When verifying the person’s identity, the following aspects are taken into account, but not limited to them:
- to ensure that the photograph and the elements inscribed on the identity document correspond to the person who goes through the procedure of identifying the person at a distance using video means;
- to ensure that the information contained in the identification document is correct and valid, in relation to the person who goes through the procedure of identifying the person at a distance using video means;
- to ensure that the information provided by the person who goes through the procedure of identifying the person remotely using video means is correct;
- the type and sequence of questions asked in the identification process cannot be identical in the consecutive identification sessions, if applicable, in the absence of the information mentioned in letter a), b), c) or f);
- in case the remote identification of the person by video methods is done automatically, the requests or video sequences must contain a random element in order to prevent the risk of pre-recording the remote identification process by video methods;
- to cross-check the information provided by the person who goes through the procedure of identifying the person remotely using video means and the information resulting from the automatic calculation of the reading of MRZ characters, when possible;
- to request, if necessary, other documents and / or information through which to verify the identity.

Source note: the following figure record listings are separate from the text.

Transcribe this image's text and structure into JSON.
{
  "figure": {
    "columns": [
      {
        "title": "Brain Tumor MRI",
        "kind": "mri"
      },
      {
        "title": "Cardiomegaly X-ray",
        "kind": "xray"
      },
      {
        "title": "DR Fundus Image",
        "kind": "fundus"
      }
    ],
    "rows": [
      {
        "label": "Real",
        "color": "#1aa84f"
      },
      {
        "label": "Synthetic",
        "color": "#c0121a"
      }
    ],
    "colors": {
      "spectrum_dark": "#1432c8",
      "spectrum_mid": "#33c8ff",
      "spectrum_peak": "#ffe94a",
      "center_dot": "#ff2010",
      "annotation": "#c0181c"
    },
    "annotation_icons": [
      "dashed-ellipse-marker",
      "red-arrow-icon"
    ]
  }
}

During the process of identifying the person remotely using video means, it is mandatory to use an additional authentication factor, by sending to the person who goes through the procedure of identifying the person remotely using video means a one-time code (One Time Password – OTP) or by sending a link with a limited duration, specially created for this purpose, generated individually (by e-mail or SMS).
The remote person identification procedure can be completed only if the OTP transmission and validation has been completed or only if the link transmission and access has been completed.
The entire process of identifying the person remotely using video means, in all its stages, must be recorded and stored. All audio-video recordings, data and information related to the respective process of identifying the person will be kept in a form allowed in court proceedings.
Transitional measures:
Providers of remote identification services by video means have the obligation to comply with their obligations under these rules within 240 days from the date of their publication in the Official Gazette of Romania, Part I.
Transitional measures: Legal basis: Decision ADR 564/2021 for the approval of the Norms regarding the regulation, recognition, approval or acceptance of the procedure for identifying the person remotely using video means.